DSM takes on purification tech

Netherlands-based DSM has invested an undisclosed sum in Danish purification technology company Upfront Chromatography to boost its protein separation business.

DSM will be looking to capitalise on Upfront's proprietary purification platform Rhobust.

Rhobust focuses on two main application areas - the recovery and purification of monoclonal antibodies, therapeutic proteins and other biomolecules from blood plasma or bioreactors, and the isolation of functional proteins and other biomolecules for use as food ingredients, industrial enzymes, nutraceuticals and healthcare products.

DSM said in a statement: "The downstream processing platform developed by Upfront is of great potential to contribute to all biotechnology-derived products from DSM."

The recent success of DSM in biopharmaceutical production has led to what the company called a "significant urgency" to develop more efficient purification methods for monoclonal antibodies and other biopharmaceutical proteins.

"Upfront is at the forefront of technological breakthroughs in downstream processing.

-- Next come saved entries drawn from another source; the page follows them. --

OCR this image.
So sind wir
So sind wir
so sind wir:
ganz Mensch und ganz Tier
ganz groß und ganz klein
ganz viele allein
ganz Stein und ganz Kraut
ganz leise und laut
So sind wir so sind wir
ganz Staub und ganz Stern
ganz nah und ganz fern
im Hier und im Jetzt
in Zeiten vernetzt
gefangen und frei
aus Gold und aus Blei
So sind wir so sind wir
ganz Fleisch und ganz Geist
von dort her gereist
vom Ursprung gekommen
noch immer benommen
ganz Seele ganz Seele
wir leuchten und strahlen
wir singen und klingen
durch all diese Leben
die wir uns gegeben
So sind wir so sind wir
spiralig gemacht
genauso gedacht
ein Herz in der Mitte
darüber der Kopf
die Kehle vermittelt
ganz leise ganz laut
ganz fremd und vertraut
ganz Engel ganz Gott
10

Through our investment we want to support further developments in the company which will benefit both DSM and Upfront," DSM pharmaceutical products chief executive Leendert Staal said in a statement.

The Rhobust technology relies on the Expanded Bed Adsorption Principle which allows the chromatography beads to fluidise in the feed stream which is pumped at low pressure.

The expanded bed allows impurities to pass through the system freely and eliminates pre-filtration steps of packed-bed implementations.

The beads used in the Rhobust technology are made from agarose polymers.

In addition to the investment, DSM and Upfront have signed a collaboration agreement with the aim of further developing the Rhobust technology for the purification of monoclonal antibodies.

Upfront Chromatography develops and manufactures innovative products and technologies for extraction and recovery of biotherapeutics, functional biomolecules, macromolecular complexes, and living cells, directly from bioreactors and industrial side-streams.

DSM is joined in this investment round by financial investors InnovationsKapital and NBGI Ventures.

A spokesman from DSM was unavailable for comment at time of publishing.